What's in the January 2015 issue of The Woodworker
Years ago, when I was on the antiques, I was helping a dealer to load a large break-front bookcase into a Luton van when he happened to remark – between breathless gasps – that if he ever had his time again, he’d be a dealer in watches and jewellery. ‘Yeah,’ he said, ‘just put the stuff in your pocket. The most you’d have to carry around would be a briefcase.’ True, but then the grass is always greener… and there are bound to be drawbacks to that particular trade, drawbacks like armed robberies and gold fever, so maybe the odd bit of backache isn’t such a hardship after all.
Straight and narrow
I generally carry my furniture around in pieces, sometimes 8 x 4ft board-sized ones. I’ve just finished a very tall cupboard in a place over my way. Housing a variety of
electricity distribution boards, telephone terminals, cable TV boxes, routers and all sorts, it reaches up to the ceiling and is essentially a tall narrow cupboard on top of a shorter one.
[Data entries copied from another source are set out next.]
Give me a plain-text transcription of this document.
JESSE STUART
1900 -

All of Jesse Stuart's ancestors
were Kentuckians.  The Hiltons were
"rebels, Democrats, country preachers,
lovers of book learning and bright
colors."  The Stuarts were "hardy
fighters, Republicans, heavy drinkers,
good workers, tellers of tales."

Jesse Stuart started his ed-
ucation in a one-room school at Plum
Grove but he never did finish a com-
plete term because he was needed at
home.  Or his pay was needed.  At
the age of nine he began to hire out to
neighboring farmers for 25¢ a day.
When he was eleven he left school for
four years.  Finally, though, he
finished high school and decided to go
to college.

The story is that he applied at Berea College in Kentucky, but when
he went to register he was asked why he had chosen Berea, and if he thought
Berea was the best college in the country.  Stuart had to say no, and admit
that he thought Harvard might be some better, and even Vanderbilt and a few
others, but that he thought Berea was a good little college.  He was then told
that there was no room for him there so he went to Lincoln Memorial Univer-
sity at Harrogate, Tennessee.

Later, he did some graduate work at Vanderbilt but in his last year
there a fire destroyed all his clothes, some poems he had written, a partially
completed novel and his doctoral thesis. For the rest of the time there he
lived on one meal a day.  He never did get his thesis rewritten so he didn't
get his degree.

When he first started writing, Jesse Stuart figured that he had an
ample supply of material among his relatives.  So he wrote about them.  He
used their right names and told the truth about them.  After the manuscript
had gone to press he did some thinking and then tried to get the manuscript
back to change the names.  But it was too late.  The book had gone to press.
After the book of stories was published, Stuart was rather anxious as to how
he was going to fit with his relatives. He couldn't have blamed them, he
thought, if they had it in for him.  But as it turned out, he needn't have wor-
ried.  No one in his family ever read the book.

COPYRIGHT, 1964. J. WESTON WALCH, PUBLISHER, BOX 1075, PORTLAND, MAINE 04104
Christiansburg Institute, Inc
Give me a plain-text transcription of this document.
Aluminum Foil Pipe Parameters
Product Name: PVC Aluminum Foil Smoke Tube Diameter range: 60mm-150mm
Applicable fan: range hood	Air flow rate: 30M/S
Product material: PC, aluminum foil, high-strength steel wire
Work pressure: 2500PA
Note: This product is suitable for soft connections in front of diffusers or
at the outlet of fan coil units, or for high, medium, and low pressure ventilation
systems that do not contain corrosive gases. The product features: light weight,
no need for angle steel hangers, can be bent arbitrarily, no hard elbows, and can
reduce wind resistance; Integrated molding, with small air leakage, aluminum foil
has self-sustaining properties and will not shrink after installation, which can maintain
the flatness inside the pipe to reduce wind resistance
I’m very pleased with it. Its softwood panelled doors and mouldings all blend in nicely, and it’s brought instant order and tidiness to the hall.
Raindrops keep falling
The job itself was not without incident, and I discovered yet another way to slip up. My time on site seemed to coincide with the height of the recent Sussex monsoon season, and working outside was nearly always out of the question. As I didn’t want to fill the freshly decorated house with sawdust, I left the chopsaw behind in the workshop. The fact that it weighs about 25kg may have had something to do with my decision, but the bottom line was I would cut all my moulding mitres by hand, just like the old days.
The wrong angle
Now this is hardly a revolutionary step, but anyone who has cut dadoes and cornices on a 22.5° mitre knows the pitfalls. Things were going very well, and I was just offering up the last piece of dado when I realised I’d set it all upside down, and there was no way it would match the existing ones. With a resigned sigh I pulled it all off and started again. So it is with carpentry sometimes. You do what you think is some great work, only to have it all go pear-shaped and then you’re back to square one. The joke – and I’m sure it’s not just me – is there always seems to be a new version of an old mistake just round the corner, waiting to trip you up and start you thinking of an easier way of making a living. The thing is, would you be any happier without woodwork? I think not.